Segundo um estudo publicado na Nature Communications, o vulcão parece ter ativado um mecanismo químico que começou a degradar parte do metano que ele mesmo expeliu. Utilizando dados do satélite Sentinel-5P da Agência Espacial Europeia, os cientistas detectaram elevados níveis de formaldeído na pluma vulcânica, algo incomum, já que o formaldeído normalmente resulta da decomposição do metano.

Intrigados, os pesquisadores especularam que o vulcão poderia estar quebrando o metano que liberou. O provável agente deste processo foi a água do mar que o vulcão atravessou ao emergir, lançando na estratosfera uma mistura de água salgada, partículas de sal e cinzas.

Quando a luz solar atingiu essa mistura, uma reação química foi desencadeada, criando compostos de cloro reativos capazes de destruir moléculas de metano. A equipe de pesquisa acompanhou a reação química por mais de uma semana, enquanto a pluma se deslocava lentamente pelo Pacífico em direção à América do Sul.

Apesar de não ter eliminado completamente suas pegadas, o vulcão conseguiu remover cerca de 900 toneladas métricas de metano por dia. Embora ainda distante de ser considerado um fenômeno ecológico, esta descoberta é notável por ter ocorrido de forma inteiramente natural, sem qualquer intervenção humana.
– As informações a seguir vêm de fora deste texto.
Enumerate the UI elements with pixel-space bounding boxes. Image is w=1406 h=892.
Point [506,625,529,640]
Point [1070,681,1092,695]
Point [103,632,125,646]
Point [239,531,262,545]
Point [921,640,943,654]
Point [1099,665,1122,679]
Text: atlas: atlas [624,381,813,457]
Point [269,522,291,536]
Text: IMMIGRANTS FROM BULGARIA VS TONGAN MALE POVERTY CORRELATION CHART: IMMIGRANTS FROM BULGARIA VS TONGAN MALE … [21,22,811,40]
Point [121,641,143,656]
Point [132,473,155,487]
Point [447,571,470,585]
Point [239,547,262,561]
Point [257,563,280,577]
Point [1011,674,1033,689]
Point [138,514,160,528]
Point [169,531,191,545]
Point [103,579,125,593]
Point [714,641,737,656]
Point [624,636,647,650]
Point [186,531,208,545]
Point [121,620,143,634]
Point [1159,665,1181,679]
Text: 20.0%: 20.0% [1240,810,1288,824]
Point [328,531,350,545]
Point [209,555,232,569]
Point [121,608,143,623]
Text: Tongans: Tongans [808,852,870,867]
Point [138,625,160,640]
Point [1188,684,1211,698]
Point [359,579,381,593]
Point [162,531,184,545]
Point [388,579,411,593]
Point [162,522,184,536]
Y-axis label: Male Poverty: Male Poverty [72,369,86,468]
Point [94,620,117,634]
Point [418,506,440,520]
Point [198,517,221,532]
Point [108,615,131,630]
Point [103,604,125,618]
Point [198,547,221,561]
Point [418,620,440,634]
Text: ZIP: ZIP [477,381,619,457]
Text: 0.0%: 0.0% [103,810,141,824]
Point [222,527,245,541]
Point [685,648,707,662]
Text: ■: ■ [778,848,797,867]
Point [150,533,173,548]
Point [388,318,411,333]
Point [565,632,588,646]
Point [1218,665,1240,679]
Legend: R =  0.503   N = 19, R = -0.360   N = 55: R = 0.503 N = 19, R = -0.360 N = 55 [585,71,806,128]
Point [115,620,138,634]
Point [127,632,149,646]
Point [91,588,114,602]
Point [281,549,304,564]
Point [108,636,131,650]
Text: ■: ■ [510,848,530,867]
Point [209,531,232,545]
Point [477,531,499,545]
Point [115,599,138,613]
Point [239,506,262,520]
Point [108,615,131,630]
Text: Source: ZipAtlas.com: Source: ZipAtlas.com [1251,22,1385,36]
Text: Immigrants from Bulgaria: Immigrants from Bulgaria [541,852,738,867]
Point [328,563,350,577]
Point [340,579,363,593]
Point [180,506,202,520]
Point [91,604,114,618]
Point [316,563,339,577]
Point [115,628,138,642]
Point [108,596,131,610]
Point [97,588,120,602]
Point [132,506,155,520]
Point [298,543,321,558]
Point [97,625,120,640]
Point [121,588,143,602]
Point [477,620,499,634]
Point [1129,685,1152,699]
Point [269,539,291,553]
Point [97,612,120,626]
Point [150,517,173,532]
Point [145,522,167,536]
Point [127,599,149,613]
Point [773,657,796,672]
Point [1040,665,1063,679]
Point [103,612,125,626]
A pesquisa sugere que este processo natural poderia inspirar novas formas de reduzir o metano atmosférico, um dos gases responsáveis pelo efeito estufa que afeta nosso planeta. Este fenômeno peculiar foi amplamente discutido e analisado, conforme reportado pela Vice, mostrando que a natureza ainda guarda muitos segredos a serem desvendados.